Before you unwrap your next Nestlé Crunch bar, you might want to consider it may have been made with cocoa beans harvested with forced child labor. About 70% of the world's cocoa beans come from four West African countries according to Make Chocolate Fair. Tragically, forced child labor has long been part of the business model. Back in 2001, many American chocolate companies were pressured into signing a pledge to do what it takes to end this practice (via Washington Post). Efforts were made by the companies to improve the existing conditions for enslaved children, but the practice, itself, continued. In 2005, a group of young adults in Mali claiming they were captured and forced to work on Ivory Coast cocoa farms throughout their childhood, sued Nestlé and other chocolate companies for violating both the pledge and the Trafficking Victims Protection Reauthorization Act, per the Guardian.

Nestlé argued it didn't know about the forced child labor, but the trial court tossed the case on a technicality: the U.S. court system doesn't allow foreign nationals to sue in U.S. courts unless an exception applies, and the plaintiffs had failed to establish one. The plaintiffs successfully appealed, but before the case went back to trial, the chocolate companies appealed the result to the U.S. Supreme Court. 

The Supreme Court rendered its decision yesterday, and the news is not good for the plaintiffs. Here's why Nestlé and others will be allowed to continue to benefit from forced child labor, at least for now. 

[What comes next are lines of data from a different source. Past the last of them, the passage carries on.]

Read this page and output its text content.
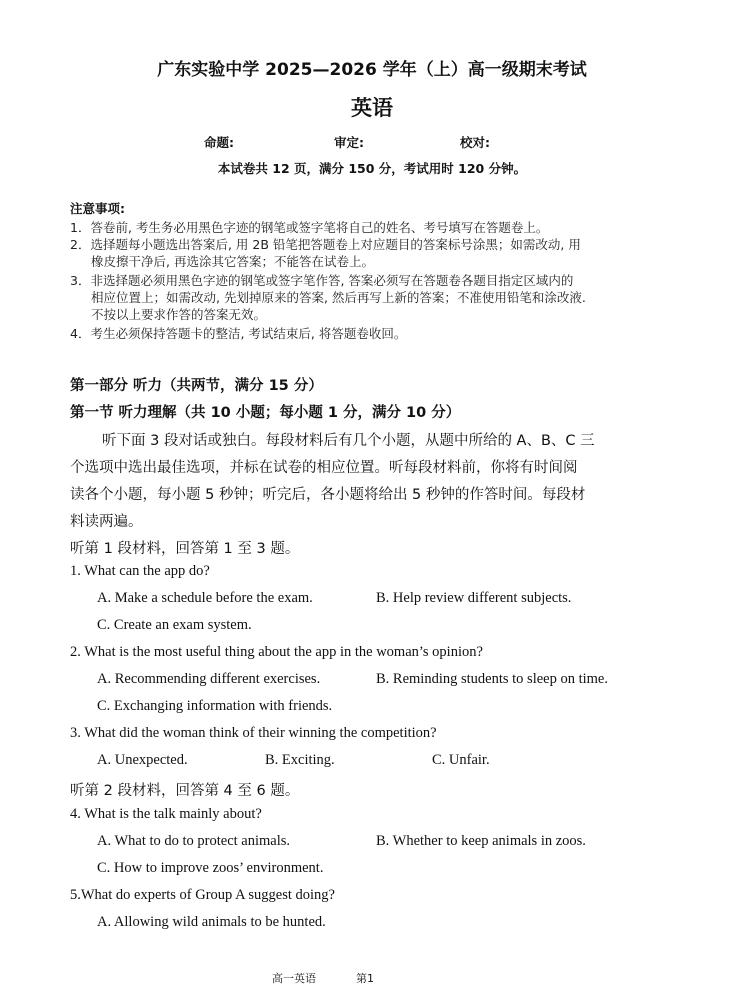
广东实验中学 2025—2026 学年（上）高一级期末考试
英语
命题:	审定:	校对:
本试卷共 12 页，满分 150 分，考试用时 120 分钟。
注意事项:
1．答卷前, 考生务必用黑色字迹的钢笔或签字笔将自己的姓名、考号填写在答题卷上。
2．选择题每小题选出答案后, 用 2B 铅笔把答题卷上对应题目的答案标号涂黑；如需改动, 用
橡皮擦干净后, 再选涂其它答案；不能答在试卷上。
3．非选择题必须用黑色字迹的钢笔或签字笔作答, 答案必须写在答题卷各题目指定区域内的
相应位置上；如需改动, 先划掉原来的答案, 然后再写上新的答案；不准使用铅笔和涂改液.
不按以上要求作答的答案无效。
4．考生必须保持答题卡的整洁, 考试结束后, 将答题卷收回。
第一部分 听力（共两节，满分 15 分）
第一节 听力理解（共 10 小题；每小题 1 分，满分 10 分）
听下面 3 段对话或独白。每段材料后有几个小题，从题中所给的 A、B、C 三
个选项中选出最佳选项，并标在试卷的相应位置。听每段材料前，你将有时间阅
读各个小题，每小题 5 秒钟；听完后，各小题将给出 5 秒钟的作答时间。每段材
料读两遍。
听第 1 段材料，回答第 1 至 3 题。
1. What can the app do?
A. Make a schedule before the exam.	B. Help review different subjects.
C. Create an exam system.
2. What is the most useful thing about the app in the woman’s opinion?
A. Recommending different exercises.	B. Reminding students to sleep on time.
C. Exchanging information with friends.
3. What did the woman think of their winning the competition?
A. Unexpected.	B. Exciting.	C. Unfair.
听第 2 段材料，回答第 4 至 6 题。
4. What is the talk mainly about?
A. What to do to protect animals.	B. Whether to keep animals in zoos.
C. How to improve zoos’ environment.
5.What do experts of Group A suggest doing?
A. Allowing wild animals to be hunted.
高一英语	第1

Why the Supreme Court sided with Nestlé

On June 17, the U.S. Supreme Court handed down the decision in the case against Nestlé and other chocolate companies. The decision, in effect, condones American chocolate companies sourcing their cocoa from plantations that may well be violating international child labor laws (via U.S. Supreme Court). The reason is that the six citizens of Mali who brought the lawsuit had, in the Supreme Court's opinion, failed to establish a reason why the case should be heard in a U.S. trial court. 

The six had been relying on the Alien Tort Statute, which allows foreign nationals to sue in U.S. federal court for acts violating a U.S. law. The law in question here is the Trafficking Victims Protection Reauthorization Act. After the six were turned away by a trial court in California, they went to the Ninth Circuit Court Appeals, which overruled the trial court, explaining that "every major operational decision by [the chocolate companies] is made in or approved in the U.S," (via CNBC).

The chocolate companies successfully applied for an appeal with the U.S. Supreme Court (USSC), which heard arguments from both sides on December 1, 2020. They rendered their decision yesterday, holding that to establish their right to access the U.S. court system, the six plaintiffs would have to offer additional and stronger evidence (via SCOTUS Blog). So for now, it appears that to the extent Nestlé is benefiting from forced child labor, it will continue to be able to do so until the case picks back up again in trial court.